Using vw-estimators#

vw-estimators is a library of off-policy estimators for various problems including contextual bandits. They can be used to evaluate target policies against a logged contextual bandit dataset. This library includes confidence bounds in addition to the estimators. In this example we process a trivial example dataset and feed the results into an IPS estimator and CressieRead confidence interval.

extract_label is a function to translate how VW represents the contextual bandit label information into a more familiar form.

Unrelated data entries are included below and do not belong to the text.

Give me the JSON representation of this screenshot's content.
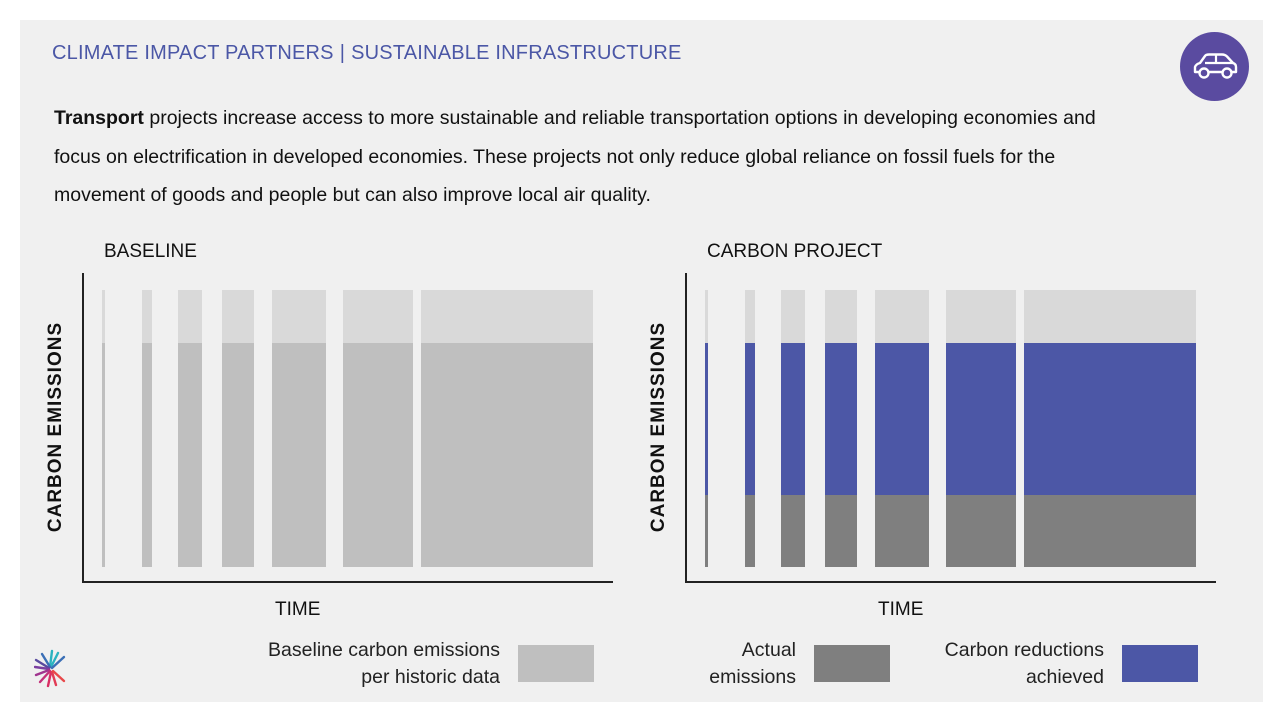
{
  "header": {
    "org": "CLIMATE IMPACT PARTNERS",
    "separator": "|",
    "section": "SUSTAINABLE INFRASTRUCTURE"
  },
  "icon": {
    "name": "car-icon",
    "badge_color": "#5a4ba0"
  },
  "intro": {
    "bold": "Transport",
    "text": " projects increase access to more sustainable and reliable transportation options in developing economies and focus on electrification in developed economies. These projects not only reduce global reliance on fossil fuels for the movement of goods and people but can also improve local air quality."
  },
  "colors": {
    "baseline_top": "#d9d9d9",
    "baseline_fill": "#bfbfbf",
    "reduction": "#4c57a6",
    "actual": "#7f7f7f"
  },
  "panels": {
    "baseline": {
      "title": "BASELINE",
      "y_label": "CARBON EMISSIONS",
      "x_label": "TIME"
    },
    "project": {
      "title": "CARBON PROJECT",
      "y_label": "CARBON EMISSIONS",
      "x_label": "TIME"
    }
  },
  "legend": {
    "baseline_line1": "Baseline carbon emissions",
    "baseline_line2": "per historic data",
    "actual_line1": "Actual",
    "actual_line2": "emissions",
    "reductions_line1": "Carbon reductions",
    "reductions_line2": "achieved"
  },
  "logo": {
    "name": "climate-impact-partners-logo"
  }
}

from typing import List, Optional, Tuple
import vowpal_wabbit_next as vw
from estimators.bandits import ips, cressieread


# VW's labels contain extra info, and are associated with each example.
# This function extracts the logical CB label from the example list.
# Assumes examples have CBLabel typed labels.
def extract_label(examples: List[vw.Example]) -> Optional[Tuple[int, float, float]]:
    first_is_shared = len(examples) > 0 and examples[0].get_label().shared
    for i, example in enumerate(examples):
        if (label := example.get_label().label) is not None:
            _, cost, prob = label
            return (i - (1 if first_is_shared else 0), cost, prob)
    return None

We’ll use the following trivial input for this example. There are two actions, each identified by a single feature. We’re using a StringIO so we can treat this as if we were reading it from a file with a vowpal_wabbit_next.TextFormatReader.

import io

input = io.StringIO(
    """shared | s
0:1:0.5 | a=0
| a=1

shared | s
| a=0
1:0:0.5 | a=1

shared | s
0:1:0.5 | a=0
| a=1

shared | s
| a=0
1:0:0.5 | a=1"""
)

See comments for an explanation of the process.

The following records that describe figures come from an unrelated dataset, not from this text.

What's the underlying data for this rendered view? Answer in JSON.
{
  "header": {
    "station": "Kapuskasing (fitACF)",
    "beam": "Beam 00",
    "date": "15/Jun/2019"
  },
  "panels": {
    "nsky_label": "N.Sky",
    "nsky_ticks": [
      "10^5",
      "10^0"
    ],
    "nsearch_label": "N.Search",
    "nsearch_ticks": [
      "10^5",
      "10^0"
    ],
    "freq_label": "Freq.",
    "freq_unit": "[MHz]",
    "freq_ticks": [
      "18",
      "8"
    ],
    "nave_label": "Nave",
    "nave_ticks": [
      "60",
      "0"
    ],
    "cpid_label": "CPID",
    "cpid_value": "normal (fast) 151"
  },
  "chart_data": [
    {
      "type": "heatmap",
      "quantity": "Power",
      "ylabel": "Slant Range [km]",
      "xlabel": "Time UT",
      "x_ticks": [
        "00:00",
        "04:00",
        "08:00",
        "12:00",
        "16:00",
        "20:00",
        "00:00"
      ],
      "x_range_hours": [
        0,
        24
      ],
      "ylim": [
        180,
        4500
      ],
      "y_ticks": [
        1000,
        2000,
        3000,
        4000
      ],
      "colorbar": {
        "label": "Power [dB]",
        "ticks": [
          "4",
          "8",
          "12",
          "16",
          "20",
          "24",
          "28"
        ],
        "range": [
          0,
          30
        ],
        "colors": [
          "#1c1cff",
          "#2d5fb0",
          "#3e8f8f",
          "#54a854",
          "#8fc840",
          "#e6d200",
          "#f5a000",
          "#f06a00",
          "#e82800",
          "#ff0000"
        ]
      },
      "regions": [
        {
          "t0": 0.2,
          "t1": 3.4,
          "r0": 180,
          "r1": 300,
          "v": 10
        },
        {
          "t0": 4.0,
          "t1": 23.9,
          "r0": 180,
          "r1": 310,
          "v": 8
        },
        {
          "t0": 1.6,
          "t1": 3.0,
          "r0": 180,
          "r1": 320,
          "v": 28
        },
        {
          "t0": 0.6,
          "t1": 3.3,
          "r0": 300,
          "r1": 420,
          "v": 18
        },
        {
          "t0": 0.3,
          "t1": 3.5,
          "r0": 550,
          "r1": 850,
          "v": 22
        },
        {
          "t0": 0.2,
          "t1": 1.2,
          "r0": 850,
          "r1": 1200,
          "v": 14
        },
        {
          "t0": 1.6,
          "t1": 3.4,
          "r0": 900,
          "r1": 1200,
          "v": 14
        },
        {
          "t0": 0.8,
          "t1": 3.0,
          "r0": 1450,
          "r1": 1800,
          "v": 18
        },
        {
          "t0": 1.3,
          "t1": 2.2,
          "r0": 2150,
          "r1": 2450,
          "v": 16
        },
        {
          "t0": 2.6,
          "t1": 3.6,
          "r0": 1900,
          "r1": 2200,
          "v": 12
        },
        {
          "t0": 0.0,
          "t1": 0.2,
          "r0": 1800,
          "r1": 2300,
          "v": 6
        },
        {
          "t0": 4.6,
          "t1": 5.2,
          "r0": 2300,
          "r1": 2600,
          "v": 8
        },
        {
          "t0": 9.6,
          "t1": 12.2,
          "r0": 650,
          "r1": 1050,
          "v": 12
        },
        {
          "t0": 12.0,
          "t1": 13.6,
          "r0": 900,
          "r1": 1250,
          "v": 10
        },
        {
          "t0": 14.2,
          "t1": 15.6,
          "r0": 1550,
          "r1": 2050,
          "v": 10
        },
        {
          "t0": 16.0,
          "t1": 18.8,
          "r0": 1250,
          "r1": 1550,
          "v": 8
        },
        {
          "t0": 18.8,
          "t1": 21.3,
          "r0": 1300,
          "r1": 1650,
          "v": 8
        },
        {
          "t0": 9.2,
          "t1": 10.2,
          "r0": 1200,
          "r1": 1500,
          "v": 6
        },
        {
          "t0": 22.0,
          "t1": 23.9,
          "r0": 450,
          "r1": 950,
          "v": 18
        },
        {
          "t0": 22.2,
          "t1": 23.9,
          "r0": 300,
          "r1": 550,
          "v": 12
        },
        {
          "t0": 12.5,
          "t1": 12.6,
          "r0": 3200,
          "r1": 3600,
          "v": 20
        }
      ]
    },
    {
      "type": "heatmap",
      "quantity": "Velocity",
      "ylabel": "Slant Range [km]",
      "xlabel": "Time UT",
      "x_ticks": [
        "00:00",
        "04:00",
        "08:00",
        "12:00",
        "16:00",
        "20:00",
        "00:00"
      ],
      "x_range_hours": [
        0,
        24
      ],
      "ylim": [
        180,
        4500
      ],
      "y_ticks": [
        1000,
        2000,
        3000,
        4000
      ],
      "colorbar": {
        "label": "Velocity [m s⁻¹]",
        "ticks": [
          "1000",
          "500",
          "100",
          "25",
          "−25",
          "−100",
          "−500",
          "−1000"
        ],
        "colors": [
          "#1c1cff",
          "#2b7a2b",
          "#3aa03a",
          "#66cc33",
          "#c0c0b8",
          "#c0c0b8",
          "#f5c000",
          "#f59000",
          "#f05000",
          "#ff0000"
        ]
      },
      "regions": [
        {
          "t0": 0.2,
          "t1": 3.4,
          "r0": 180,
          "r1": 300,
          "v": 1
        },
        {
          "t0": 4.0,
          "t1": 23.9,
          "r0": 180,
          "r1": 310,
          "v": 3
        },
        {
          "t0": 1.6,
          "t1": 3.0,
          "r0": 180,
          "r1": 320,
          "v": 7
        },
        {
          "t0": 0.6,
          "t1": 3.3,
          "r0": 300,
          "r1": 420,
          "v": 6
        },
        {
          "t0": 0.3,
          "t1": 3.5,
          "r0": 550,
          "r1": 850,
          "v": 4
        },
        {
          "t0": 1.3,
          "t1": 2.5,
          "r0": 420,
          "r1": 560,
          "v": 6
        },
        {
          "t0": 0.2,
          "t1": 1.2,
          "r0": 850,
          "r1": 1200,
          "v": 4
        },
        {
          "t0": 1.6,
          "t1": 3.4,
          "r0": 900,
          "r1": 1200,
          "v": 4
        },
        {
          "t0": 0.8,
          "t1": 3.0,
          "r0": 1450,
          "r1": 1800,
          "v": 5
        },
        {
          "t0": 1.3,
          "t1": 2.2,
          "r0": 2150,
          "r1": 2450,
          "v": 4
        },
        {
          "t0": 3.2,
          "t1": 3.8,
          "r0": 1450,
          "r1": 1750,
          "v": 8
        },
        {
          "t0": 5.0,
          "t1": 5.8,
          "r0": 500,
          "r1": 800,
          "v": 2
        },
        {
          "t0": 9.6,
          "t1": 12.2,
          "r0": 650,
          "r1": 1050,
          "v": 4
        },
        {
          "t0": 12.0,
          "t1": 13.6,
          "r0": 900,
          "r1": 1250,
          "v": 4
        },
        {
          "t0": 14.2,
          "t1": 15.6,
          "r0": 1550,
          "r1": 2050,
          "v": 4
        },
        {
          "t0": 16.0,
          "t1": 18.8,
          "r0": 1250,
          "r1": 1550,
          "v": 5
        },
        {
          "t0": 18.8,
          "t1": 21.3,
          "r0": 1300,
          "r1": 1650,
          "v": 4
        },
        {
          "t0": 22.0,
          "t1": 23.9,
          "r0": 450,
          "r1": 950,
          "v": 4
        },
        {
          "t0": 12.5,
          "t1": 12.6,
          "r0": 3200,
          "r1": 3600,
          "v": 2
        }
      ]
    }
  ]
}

workspace = vw.Workspace(["--cb_explore_adf"])
estimator = ips.Estimator()
interval = cressieread.Interval(empirical_r_bounds=True)

estimates = []
lower = []
upper = []

with vw.TextFormatReader(workspace, input) as reader:
    for event in reader:
        logged_label = extract_label(event)

        # 1. Check if this event is labelled, if not skip it
        if logged_label is None:
            continue

        # 2. Predict and learn on the event
        pmf = workspace.predict_then_learn_one(event)

        # 3. Extract the logged cost and the probability of choosing it according to the logged policy
        logged_action_0_based, logged_cost, logged_prob = logged_label

        # 4. Get the probability of choosing the logged action according to the target policy
        prediction_prob = next(x for i, x in pmf if i == logged_action_0_based)

        # 5. Feed these values into the estimator and confidence interval
        # Note: These operate with rewards so we multiply cost by -1 to convert to reward
        estimator.add_example(logged_prob, logged_cost * -1, prediction_prob)
        interval.add_example(logged_prob, logged_cost * -1, prediction_prob)

print(f"Estimate: {estimator.get()}")
bounds = interval.get()
print(f"Lower bound: {bounds[0]}")
print(f"Upper bound: {bounds[1]}")
Estimate: -0.2625000001862645
Lower bound: -1.0
Upper bound: 0.3219763298424875